The specific intent is mathematical and physical at once. He wants oscillatory electron motion (think: the vibrating charge that produces light) to be "split up" into a component along a force direction and two circular motions perpendicular to it, rotating in opposite senses. This is the conceptual move behind why spectral lines can split under a magnetic field: the atom's light isn't one note anymore; it decomposes into distinct circular polarizations, each tied to a different interaction with the field. The language of "conceived of" matters: he's emphasizing a modeling choice, not claiming the electron literally traces three separate trajectories. It's a coordinate system for understanding.

Subtext: modern physics is arriving by way of clever representations. Instead of treating atoms as tiny clockwork, Zeeman hints that what matters is how motion projects into modes that can be observed - frequencies and polarizations. The circular components aren't just geometry; they're a bridge to measurement. A spectroscope doesn't care about your intuition for electron paths. It cares about what light does.

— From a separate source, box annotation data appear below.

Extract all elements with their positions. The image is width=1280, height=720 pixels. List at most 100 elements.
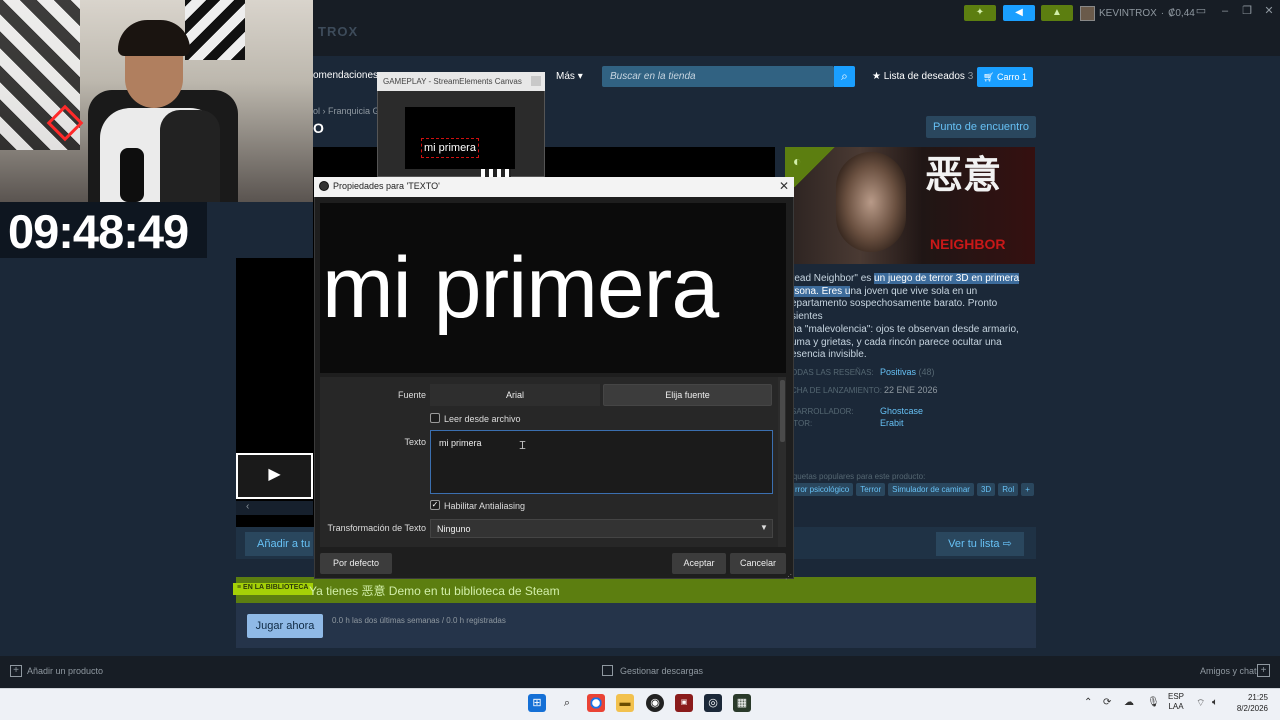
text-transform-select[interactable]: Ninguno <box>430 519 773 538</box>
tag[interactable]: 3D <box>976 483 996 496</box>
in-library-badge-label: EN LA BIBLIOTECA <box>243 584 309 591</box>
font-name-display: Arial <box>430 384 600 406</box>
antialiasing-label[interactable]: Habilitar Antialiasing <box>444 501 525 511</box>
notifications-button[interactable]: ▲ <box>1041 5 1073 21</box>
webcam-wall-panel <box>185 0 245 60</box>
thumbnail-scroll-left[interactable]: ‹ <box>236 501 313 515</box>
avatar <box>1080 5 1095 21</box>
chevron-down-icon: ▾ <box>577 71 583 82</box>
view-wishlist-button[interactable]: Ver tu lista ⇨ <box>936 532 1024 556</box>
store-search-input[interactable]: Buscar en la tienda <box>602 66 834 87</box>
reviews-value[interactable]: Positivas (48) <box>880 367 935 377</box>
game-icon[interactable]: ▦ <box>733 694 751 712</box>
publisher-label: itor: <box>791 419 813 428</box>
tag[interactable]: rror psicológico <box>791 483 854 496</box>
nav-more[interactable]: Más ▾ <box>556 71 583 82</box>
release-date-label: cha de lanzamiento: <box>791 386 882 395</box>
dialog-title: Propiedades para 'TEXTO' <box>333 181 440 191</box>
close-window-button[interactable]: ✕ <box>1262 4 1276 18</box>
canvas-transparency-pattern <box>481 169 511 177</box>
manage-downloads-link[interactable]: Gestionar descargas <box>620 666 703 676</box>
download-icon <box>602 665 613 676</box>
chevron-up-icon[interactable]: ⌃ <box>1084 697 1092 708</box>
nav-recommendations-label: omendaciones <box>313 70 379 81</box>
text-input[interactable]: mi primera <box>430 430 773 494</box>
read-from-file-label[interactable]: Leer desde archivo <box>444 414 521 424</box>
community-hub-button[interactable]: Punto de encuentro <box>926 116 1036 138</box>
tags-label: iquetas populares para este producto: <box>791 472 926 481</box>
desc-text: read Neighbor" es <box>791 273 875 284</box>
cloud-icon[interactable]: ☁ <box>1124 697 1134 708</box>
text-cursor-icon: Ｉ <box>517 440 528 452</box>
wishlist-label: Lista de deseados <box>883 71 965 82</box>
text-preview-content: mi primera <box>322 240 719 336</box>
tags-list: rror psicológico Terror Simulador de cam… <box>791 483 1034 496</box>
minimize-button[interactable]: – <box>1218 4 1232 18</box>
voicemod-icon[interactable]: ▣ <box>675 694 693 712</box>
tag[interactable]: Terror <box>856 483 886 496</box>
add-to-wishlist-button[interactable]: Añadir a tu lis <box>245 532 313 556</box>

Context is the Zeeman effect era, when spectroscopy started acting like a lie detector for atomic theory. This decomposition is persuasive because it turns an invisible microscopic story into a macroscopic signature you can actually see: split lines, specific polarizations, predictable shifts. That's how physics wins arguments.

Quote Details

TopicScience
SourceHelp us find the source
Cite

Citation Formats

APA Style (7th ed.)
Zeeman, Pieter. (2026, January 15). Now all oscillatory movements of such an electron can be conceived of as being split up into force, and two circular oscillations perpendicular to this direction rotating in opposite directions. FixQuotes. https://fixquotes.com/quotes/now-all-oscillatory-movements-of-such-an-electron-155801/

Chicago Style
Zeeman, Pieter. "Now all oscillatory movements of such an electron can be conceived of as being split up into force, and two circular oscillations perpendicular to this direction rotating in opposite directions." FixQuotes. January 15, 2026. https://fixquotes.com/quotes/now-all-oscillatory-movements-of-such-an-electron-155801/.

MLA Style (9th ed.)
"Now all oscillatory movements of such an electron can be conceived of as being split up into force, and two circular oscillations perpendicular to this direction rotating in opposite directions." FixQuotes, 15 Jan. 2026, https://fixquotes.com/quotes/now-all-oscillatory-movements-of-such-an-electron-155801/. Accessed 11 Feb. 2026.

More Quotes by Pieter Add to List
Zeeman effect quote on electron oscillations
Click to enlarge Portrait | Landscape

About the Author

Netherland Flag

Pieter Zeeman (May 25, 1865 - October 9, 1943) was a Physicist from Netherland.